The rest was assembly really. The layers were sandwiched with Perfect Peanut Buttercream (astonishingly good. I used a smooth, organic peanut butter with salt but no added sugar), swirled through with some Carnation Caramel, then covered with more of the buttercream. I'd thought about putting some chopped peanut brittle in with the layers, but I thought The Hurricane's parents and orthodontist wouldn't thank me at all if I buggered her braces two weeks before Christmas.

Chocolate mirror glaze
Then I topped it with John Whaite's chocolate mirror glaze. I got the consistency a bit wrong with this one - I cooled it so it wouldn't melt off the butter cream but then it was too thick to flow easily. I liked the result of the dribbles showing the underlying buttercream though, so let's call it deliberate. It does have a gorgeously shiny finish though, and a rich chocolate flavour.

The final decoration was a bunch of gold sugar stars, white and dark chocolate stars printed with gold stars, and gold star sprinkles. Simple, but effective.
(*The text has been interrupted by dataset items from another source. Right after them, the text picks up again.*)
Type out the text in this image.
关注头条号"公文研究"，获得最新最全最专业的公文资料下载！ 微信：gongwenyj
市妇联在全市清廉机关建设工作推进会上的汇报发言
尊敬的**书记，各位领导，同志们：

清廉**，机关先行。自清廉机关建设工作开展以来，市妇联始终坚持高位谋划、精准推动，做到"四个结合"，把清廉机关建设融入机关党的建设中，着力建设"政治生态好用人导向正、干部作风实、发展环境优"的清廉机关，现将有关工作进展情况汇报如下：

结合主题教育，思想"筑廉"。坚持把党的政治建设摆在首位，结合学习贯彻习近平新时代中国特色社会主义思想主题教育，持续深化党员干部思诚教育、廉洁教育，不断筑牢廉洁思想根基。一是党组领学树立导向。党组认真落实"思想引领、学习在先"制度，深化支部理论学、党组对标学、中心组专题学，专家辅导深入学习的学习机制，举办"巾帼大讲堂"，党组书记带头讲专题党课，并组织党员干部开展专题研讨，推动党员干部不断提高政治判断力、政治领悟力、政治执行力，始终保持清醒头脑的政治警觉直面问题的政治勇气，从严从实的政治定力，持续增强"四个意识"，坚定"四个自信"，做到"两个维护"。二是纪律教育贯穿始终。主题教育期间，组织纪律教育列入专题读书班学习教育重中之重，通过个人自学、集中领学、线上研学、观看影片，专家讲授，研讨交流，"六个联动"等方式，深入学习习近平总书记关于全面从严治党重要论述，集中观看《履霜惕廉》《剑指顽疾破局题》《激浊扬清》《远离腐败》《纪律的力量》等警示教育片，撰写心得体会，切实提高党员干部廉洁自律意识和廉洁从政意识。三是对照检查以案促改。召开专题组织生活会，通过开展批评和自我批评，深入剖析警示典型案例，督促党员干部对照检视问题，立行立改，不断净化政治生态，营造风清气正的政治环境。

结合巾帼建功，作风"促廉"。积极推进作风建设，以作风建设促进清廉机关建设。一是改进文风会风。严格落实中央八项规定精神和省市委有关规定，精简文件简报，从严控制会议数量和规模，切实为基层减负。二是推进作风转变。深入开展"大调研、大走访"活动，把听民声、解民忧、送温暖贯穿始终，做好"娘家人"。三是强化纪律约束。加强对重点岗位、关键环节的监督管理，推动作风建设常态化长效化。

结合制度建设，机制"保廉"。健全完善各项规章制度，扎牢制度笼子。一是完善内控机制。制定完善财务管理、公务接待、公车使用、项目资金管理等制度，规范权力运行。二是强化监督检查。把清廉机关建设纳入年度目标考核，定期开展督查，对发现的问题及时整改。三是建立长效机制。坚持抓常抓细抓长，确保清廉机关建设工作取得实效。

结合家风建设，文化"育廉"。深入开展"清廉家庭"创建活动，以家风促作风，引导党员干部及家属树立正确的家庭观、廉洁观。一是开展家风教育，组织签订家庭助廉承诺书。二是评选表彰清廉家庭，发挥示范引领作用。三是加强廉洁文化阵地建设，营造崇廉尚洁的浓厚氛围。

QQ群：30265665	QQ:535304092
When I delivered it, she was pretty darn pleased. I did have to issue a warning that the glaze would show if she attempted to eat any of the chocolate stars off it.

I asked them to send me a picture of the cross section - the lairs (as Mary Berry says) have held their definition very well. And they ate an impressive amount!

Monday, 14 November 2016

Peach pecan upside down cake

"BUT HOW", I hear my regular readers shriek, "BUT HOW DARE SHE MAKE A PEACH CAKE IN NOVEMBER!?!?"

Well yes. At first glance you would think that I have abandoned my seasonal principles. HOWEVER, this cake was made with lovely fresh peaches that I peeled, quartered and froze in summer, when they were sublime. For the last couple of months they have been staring at me every time I opened the freezer drawer, daring me to do something with them and I finally decided what. A nutty sponge cake, given extra lightness and lift with buttermilk, baked on top of the thawed peaches.

I intended to pour a layer of buttery caramel over the bottom of the tins before putting the peaches on, but when I thawed the peaches I was left with about 150ml of the most superbly clear, intense peach essence, so I boiled it with sugar and was left with a lovely peach jelly, which really boosted the peachiness of the flavour. You can go the caramel route, or use peach jam.

Peach & pecan upside down cake (makes 2 x 20cm cakes but very easily halveable if you don't want two)

150g butter 
250g golden caster sugar
2 large eggs
250g wholemeal self raising flour
¼ tsp baking powder 
pinch of salt 
¼ tsp freshly grated nutmeg
1 tsp vanilla extract 
150ml-ish buttermilk 
100g pecan nuts, chunkily chopped
100g sugar, extra & 25g butter, extra OR 100g good quality peach jam
4 peaches, peeled and cut into quarters

Bourbon or Southern Comfort to serve - optional


Preheat oven to 160C. Line 2 20cm sandwich tins with tin liners (it's oozy - you really do need to use either an old-school solid tin and grease it really well or use tin liners if you only have springform or loose-based tins)

Line the base of the tins with peach jam or caramel (made with the 100g sugar, a splash of water and the butter). Arrange the quartered peaches on top of it.

Cream the butter and sugar until light and fluffy, then add the eggs, one at a time. Combine the flour, baking powder, salt and nutmeg. Fold the dry ingredients into the creamed mixture in two batches, alternating with the buttermilk. It may need a little more buttermilk - you don't want a stiff batter, but you don't want it runny, either. Fold in the vanilla and pecan nuts.

Divide the batter between the two tins and bake for 50 minutes- 1 hr or until well risen and browned. The skewer test might give a false reading because of the gooey bottom.

Allow to cool in the tin for 10 minutes before turning out. Serve warm as a dessert (flamed with bourbon and served with brown butter pecan ice cream is particularly fab), or cool completely to serve with tea.

It'll keep for 2-3 days in the fridge, and even once it's started to get a bit stale, a zap in the microwave with a splash of bourbon or Southern Comfort on it will perk it right up. Which is what my colleague and I did at work last Wednesday when we were in utter despair over the US election results.